Many teachers dream of leaving the rat race behind and go teach in another country, well away from home. A recent research study showed that moving away to a different country and culture can clarify your sense of self. This according to new research by a team of social scientists at Rice University, Columbia University and the University of North Carolina.
They found living abroad increases “self-concept clarity,” the extent to which individuals’ beliefs about themselves are clearly and confidently defined and consistent and stable over time.
The researchers are Hajo Adam and Otilia Obodaru of Rice’s Jones Graduate School of Business; Jackson Lu and Adam Galinsky of Columbia Business School; and William Maddux of UNC Kenan-Flagler Business School.

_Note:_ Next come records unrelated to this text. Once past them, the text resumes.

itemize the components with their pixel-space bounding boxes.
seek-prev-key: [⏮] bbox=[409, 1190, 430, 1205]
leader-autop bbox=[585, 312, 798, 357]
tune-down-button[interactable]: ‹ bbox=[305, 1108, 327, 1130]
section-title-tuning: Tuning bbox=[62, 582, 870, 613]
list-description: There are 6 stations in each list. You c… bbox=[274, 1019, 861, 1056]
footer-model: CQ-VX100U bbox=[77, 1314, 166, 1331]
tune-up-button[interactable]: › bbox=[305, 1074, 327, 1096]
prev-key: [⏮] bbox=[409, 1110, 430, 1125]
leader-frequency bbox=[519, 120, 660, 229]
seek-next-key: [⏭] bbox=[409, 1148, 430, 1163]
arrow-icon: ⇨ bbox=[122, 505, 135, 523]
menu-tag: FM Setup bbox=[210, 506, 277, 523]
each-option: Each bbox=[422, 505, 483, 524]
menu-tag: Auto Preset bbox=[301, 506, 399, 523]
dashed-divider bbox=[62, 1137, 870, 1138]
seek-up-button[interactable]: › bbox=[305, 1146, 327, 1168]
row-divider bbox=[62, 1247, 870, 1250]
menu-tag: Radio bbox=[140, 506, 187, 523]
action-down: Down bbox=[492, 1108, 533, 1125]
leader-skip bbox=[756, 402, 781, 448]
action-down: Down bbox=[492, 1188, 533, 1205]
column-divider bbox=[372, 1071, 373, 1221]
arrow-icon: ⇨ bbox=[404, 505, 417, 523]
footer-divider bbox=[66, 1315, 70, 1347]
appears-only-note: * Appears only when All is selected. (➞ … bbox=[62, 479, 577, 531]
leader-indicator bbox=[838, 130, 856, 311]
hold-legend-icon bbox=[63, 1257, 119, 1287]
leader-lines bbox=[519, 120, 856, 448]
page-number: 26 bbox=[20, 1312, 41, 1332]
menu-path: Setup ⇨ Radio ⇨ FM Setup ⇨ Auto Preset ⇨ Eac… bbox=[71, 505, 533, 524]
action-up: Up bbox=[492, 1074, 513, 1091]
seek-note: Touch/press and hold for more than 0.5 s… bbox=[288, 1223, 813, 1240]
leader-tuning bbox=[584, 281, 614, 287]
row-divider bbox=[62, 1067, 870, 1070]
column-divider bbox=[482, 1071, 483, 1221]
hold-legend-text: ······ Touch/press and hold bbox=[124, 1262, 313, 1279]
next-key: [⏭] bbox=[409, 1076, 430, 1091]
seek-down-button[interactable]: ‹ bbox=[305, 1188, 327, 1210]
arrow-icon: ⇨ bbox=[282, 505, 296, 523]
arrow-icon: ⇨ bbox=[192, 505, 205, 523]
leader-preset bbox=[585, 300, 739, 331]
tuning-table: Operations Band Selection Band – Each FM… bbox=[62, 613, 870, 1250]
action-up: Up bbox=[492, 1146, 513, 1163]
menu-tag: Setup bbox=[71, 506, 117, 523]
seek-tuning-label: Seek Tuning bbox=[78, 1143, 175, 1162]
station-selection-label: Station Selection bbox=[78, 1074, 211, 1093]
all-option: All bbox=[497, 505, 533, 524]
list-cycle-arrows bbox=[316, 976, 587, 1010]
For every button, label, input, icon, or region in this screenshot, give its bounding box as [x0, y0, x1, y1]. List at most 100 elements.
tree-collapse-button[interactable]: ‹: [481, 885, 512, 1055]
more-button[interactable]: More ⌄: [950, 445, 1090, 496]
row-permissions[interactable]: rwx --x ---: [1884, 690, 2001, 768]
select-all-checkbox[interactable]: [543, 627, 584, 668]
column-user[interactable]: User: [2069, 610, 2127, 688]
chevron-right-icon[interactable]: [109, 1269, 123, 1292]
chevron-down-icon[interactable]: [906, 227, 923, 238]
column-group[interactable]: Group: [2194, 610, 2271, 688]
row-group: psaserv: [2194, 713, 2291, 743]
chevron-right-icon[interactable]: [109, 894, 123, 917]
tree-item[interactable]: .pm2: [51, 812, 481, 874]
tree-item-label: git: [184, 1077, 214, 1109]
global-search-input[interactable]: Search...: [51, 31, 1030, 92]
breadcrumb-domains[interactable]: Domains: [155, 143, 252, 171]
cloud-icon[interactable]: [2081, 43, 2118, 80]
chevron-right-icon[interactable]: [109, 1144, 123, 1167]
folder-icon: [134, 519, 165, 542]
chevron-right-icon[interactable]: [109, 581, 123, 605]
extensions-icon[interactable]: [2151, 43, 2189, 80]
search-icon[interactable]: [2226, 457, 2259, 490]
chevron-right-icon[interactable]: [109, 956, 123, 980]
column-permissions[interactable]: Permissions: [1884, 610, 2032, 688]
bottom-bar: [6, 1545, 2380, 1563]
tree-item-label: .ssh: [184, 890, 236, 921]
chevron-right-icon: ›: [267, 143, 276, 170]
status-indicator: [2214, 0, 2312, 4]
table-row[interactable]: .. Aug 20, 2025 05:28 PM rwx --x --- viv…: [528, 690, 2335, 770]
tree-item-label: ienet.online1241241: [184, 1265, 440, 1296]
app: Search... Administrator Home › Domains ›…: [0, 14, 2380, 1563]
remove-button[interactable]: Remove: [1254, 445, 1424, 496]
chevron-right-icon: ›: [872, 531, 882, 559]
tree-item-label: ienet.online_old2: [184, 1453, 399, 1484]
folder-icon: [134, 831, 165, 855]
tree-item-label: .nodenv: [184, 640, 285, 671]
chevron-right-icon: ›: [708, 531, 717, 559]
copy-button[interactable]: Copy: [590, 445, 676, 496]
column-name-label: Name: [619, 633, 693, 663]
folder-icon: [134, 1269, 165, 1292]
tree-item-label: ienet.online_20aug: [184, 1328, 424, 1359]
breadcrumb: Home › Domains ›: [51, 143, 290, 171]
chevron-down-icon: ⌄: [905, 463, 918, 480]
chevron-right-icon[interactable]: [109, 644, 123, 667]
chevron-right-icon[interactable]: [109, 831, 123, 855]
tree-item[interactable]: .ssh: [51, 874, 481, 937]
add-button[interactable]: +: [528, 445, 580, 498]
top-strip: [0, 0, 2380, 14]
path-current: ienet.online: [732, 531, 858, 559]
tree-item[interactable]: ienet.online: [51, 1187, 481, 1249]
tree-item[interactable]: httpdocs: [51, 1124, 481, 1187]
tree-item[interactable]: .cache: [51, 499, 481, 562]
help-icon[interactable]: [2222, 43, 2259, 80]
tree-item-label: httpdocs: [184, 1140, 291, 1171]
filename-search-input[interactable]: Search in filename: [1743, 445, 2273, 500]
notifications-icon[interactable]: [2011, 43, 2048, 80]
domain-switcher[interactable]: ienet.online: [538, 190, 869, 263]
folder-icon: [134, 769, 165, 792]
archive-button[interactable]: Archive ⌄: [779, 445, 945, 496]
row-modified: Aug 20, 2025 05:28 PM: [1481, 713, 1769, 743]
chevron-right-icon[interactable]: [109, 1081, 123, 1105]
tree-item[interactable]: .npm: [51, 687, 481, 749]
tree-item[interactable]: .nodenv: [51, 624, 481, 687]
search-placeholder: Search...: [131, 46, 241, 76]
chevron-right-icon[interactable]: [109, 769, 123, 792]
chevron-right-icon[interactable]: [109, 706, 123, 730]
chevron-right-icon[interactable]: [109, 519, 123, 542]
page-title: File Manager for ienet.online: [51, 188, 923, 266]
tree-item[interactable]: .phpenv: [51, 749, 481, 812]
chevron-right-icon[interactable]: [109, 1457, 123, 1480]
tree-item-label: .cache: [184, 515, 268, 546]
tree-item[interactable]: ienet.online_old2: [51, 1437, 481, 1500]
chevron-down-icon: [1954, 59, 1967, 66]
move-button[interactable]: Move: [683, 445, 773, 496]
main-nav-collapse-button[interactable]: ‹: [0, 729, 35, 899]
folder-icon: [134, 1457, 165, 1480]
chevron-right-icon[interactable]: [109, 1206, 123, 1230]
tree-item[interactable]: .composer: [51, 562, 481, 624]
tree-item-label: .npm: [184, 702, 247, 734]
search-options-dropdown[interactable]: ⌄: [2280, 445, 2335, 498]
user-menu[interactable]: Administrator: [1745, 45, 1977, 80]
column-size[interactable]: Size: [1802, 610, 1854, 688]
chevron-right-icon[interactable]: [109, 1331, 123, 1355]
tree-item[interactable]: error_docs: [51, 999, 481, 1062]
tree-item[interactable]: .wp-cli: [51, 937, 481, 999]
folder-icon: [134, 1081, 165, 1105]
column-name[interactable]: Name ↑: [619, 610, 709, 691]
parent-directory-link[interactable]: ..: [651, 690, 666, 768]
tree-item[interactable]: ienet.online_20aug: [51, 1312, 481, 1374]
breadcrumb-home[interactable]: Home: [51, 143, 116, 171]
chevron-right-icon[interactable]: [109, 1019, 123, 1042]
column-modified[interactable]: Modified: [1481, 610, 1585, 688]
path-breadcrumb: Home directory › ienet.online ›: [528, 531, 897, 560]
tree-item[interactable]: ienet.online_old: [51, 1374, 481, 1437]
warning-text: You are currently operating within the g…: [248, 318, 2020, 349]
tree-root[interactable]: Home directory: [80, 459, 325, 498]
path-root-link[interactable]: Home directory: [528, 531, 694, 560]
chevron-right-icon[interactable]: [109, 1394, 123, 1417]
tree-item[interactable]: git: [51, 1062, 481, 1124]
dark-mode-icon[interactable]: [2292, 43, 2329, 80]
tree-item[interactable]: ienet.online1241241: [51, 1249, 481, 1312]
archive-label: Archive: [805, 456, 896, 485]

They conducted six studies involving 1,874 participants and published their findings in “The Shortest Path to Oneself Leads Around the World: Living Abroad Increases Self-Concept Clarity” in the journal Organizational Behavior and Human Decision Processes.
To conduct the studies, the authors recruited participants from online panels and the United States and international MBA programs, including some who had not lived abroad, who then completed surveys on living abroad.
The researchers found living abroad triggers self-discerning reflections in which people grapple with the different cultural values and norms of their home and host cultures. These reflections are helpful in discovering which values and norms define who people are and which simply reflect their cultural upbringing, according to the study.
“In a world where living-abroad experiences are increasingly common and technological advances make cross-cultural travel and communication ever easier, it is critical that research keeps pace with these developments and seeks to understand how they affect people,” the authors wrote.
“In this vein, our studies demonstrate that living abroad affects the fundamental structure of the self-concept by enhancing its clarity. The German philosopher Hermann von Keyserling wrote in the epigraph to his 1919 book ‘The Travel Diary of a Philosopher,’ ‘The shortest path to oneself leads around the world.’ Almost 100?years later, our research provides empirical evidence in support of this idea.”
While most research on foreign experiences has focused on whether people have lived abroad or not, this new research takes a more nuanced approach to distinguish between the depth and the breadth of international experiences. It finds that depth (the length of time lived abroad) rather than breadth (the number of foreign countries lived in) enhances a clear sense of self. The longer people live abroad, the more self-discerning reflections they accumulate and, as a result, the more likely they are to develop a better understanding of themselves and have increased clarity about career decision-making, the authors said.
Understanding the impact of living abroad has practical implications for organizations as they operate across national borders and recruit foreign talent.
Past studies have found that transitional experiences, such as getting divorced or losing a job, typically decrease individuals’ self-concept clarity. In contrast, this research examines the possibility that living abroad is a rare kind of transitional experience that actually increases self-concept clarity.
Extended periods of time spent in a foreign country can yield numerous benefits that come with a clear sense of self, ranging from greater life satisfaction to decreased stress, improved job performance and – as the new research shows – enhanced clarity about the types of careers that best match an individual’s strengths and values. Having a clear sense of self could thus become increasingly important in today’s world with its unprecedented range of available career options, according to the authors.